Relying on some primordial dramatist’s instinct, summoned, perhaps, from a past-life stint as a journeyman in an ancient Greek chorus, I did what I had always done in these situations; I improvised a few lines.

“What seems to be the fuss here, M’lady?”

I delivered this line with a stage wink, hoping against hope that my boss would pick up on my subtle cue. She was cueless. 

She continued to glower at me.  I turned to the hapless junior executive from sales playing the part of the Dope.

“I heard yelling.  What gives, Imbecile?” 

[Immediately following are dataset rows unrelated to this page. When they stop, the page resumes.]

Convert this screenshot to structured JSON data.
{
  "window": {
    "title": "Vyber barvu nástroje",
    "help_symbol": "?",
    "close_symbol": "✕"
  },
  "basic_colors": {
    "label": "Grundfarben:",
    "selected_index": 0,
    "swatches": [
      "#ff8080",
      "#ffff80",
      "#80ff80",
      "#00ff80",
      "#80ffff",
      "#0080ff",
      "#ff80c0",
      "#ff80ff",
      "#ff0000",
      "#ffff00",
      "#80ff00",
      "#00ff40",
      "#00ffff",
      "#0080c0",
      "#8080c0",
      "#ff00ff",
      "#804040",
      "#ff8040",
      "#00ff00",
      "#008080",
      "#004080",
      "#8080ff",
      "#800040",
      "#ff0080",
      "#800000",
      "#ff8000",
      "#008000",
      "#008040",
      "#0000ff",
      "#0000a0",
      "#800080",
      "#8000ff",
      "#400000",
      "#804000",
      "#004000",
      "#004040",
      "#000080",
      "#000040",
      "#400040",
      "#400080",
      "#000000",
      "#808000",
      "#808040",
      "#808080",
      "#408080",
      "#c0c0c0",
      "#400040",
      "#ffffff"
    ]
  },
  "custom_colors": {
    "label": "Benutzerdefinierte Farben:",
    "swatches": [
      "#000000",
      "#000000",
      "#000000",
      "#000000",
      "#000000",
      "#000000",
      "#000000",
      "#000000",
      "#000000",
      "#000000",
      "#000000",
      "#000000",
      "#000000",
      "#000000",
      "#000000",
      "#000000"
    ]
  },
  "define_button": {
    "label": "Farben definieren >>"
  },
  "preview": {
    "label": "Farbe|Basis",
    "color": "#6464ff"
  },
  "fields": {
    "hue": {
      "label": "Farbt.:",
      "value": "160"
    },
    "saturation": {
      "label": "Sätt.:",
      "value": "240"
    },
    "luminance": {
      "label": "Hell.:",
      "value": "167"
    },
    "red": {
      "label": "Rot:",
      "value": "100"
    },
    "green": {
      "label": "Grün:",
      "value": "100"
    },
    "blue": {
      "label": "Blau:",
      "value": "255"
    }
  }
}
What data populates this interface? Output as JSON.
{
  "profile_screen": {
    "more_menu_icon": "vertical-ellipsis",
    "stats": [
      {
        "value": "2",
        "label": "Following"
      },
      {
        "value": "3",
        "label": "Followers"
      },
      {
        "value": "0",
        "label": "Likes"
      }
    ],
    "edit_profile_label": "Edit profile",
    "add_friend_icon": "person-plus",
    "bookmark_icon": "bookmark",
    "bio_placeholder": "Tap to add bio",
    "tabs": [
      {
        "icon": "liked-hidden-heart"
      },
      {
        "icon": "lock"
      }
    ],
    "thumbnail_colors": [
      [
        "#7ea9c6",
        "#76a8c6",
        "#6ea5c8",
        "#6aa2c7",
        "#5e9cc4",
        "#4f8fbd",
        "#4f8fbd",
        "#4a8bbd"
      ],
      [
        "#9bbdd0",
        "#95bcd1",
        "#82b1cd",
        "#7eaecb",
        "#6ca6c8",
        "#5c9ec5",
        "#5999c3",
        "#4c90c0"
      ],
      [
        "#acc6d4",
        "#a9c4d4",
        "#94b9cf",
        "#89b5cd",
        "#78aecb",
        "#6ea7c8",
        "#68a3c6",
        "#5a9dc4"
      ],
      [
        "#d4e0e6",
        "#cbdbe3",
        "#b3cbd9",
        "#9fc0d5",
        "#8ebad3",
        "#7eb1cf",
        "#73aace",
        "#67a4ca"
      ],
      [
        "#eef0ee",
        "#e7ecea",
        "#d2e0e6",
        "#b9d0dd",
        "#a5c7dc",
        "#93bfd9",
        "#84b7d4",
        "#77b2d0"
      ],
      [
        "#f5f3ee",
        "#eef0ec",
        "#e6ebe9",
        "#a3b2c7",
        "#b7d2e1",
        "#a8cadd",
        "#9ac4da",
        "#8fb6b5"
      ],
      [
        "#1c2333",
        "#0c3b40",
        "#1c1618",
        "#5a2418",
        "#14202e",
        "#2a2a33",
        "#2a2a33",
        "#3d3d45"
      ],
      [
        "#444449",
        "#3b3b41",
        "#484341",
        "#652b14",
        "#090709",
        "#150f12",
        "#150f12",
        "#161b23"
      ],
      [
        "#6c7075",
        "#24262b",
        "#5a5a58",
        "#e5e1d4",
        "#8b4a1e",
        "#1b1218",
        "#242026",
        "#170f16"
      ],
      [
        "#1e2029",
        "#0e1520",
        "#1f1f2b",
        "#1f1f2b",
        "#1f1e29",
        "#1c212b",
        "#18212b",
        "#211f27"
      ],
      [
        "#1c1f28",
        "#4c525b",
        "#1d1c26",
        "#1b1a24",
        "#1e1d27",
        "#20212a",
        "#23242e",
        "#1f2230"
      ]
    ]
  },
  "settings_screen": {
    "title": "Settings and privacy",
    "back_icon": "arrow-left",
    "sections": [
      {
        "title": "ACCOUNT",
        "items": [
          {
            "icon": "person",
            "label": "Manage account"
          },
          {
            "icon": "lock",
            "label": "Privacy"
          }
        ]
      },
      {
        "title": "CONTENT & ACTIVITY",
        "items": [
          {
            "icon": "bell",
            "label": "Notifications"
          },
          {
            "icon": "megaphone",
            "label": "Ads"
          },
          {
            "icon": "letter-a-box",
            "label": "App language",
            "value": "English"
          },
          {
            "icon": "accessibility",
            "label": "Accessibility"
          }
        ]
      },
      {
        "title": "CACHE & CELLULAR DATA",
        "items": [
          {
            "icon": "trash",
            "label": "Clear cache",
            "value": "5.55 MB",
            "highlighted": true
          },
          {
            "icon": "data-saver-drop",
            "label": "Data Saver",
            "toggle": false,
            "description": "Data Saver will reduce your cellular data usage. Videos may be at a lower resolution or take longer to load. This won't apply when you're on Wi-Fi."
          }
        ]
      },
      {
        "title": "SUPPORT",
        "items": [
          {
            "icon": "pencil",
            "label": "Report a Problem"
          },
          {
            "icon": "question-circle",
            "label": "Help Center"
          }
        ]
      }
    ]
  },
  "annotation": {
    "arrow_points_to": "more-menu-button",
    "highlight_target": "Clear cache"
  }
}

He just froze like a je ne sais qois  caught in the headlights.  He simply didn’t have the acumen to think on his feet.  I turned back to my boss (a/k/a the “Duchess”):

“Who’s hungry?  How ‘bout a sandwich?”

Nothing.

She walked up to me and whispered in my ear: “Are you out of your mind!?  Get off the stage! Stop being a jerk!  You’re ruining the whole show!”

I sized up the situation quickly, and thought:  ‘Hmmm. You may be my boss in the office, but here on this stage, I am the Assistant Duke and you are just the Duchess. In this show, you are not the boss of me!  I am the boss of you!  Or, if not the boss of you, then at least, assistant to the boss of you!’”

Just as I was about to speak my latest improvisation:  “You are not the boss of me!” some klutz in the lighting booth tripped, and the entire theater was plunged into darkness. Then I heard a loudmouth coughing into a microphone about waiting for the lights to come up before heading for the doors. But the exodus was already well in progress.

I was asked to leave the show that night.  The vote was unanimous. 

The scuttlebutt on the street is that the rank amateurs who stayed on with the production and forced me out are so blinded by self-adulation, so enamored with their own mediocre talent, that they haven’t even noticed the precipitous drop in quality since my departure. It would not surprise me one whit were the show to close before completing its scheduled nine-performance run, and its backers to suffer a loss. Outrageous, indeed, are the slings and arrows of outrageous fortune.  But, that's life; you're riding high in April, shot down in May.

Me? I’m planning to audition for the upcoming extravaganza: Flummoxed, the Musical. Maybe this time, we can assemble a team of real professionals, class acts who take their craft seriously, who can roll with the punches, and who know the appropriate response to  the call of their muse or an improvised line now and again.

Heaven knows, the community deserves it.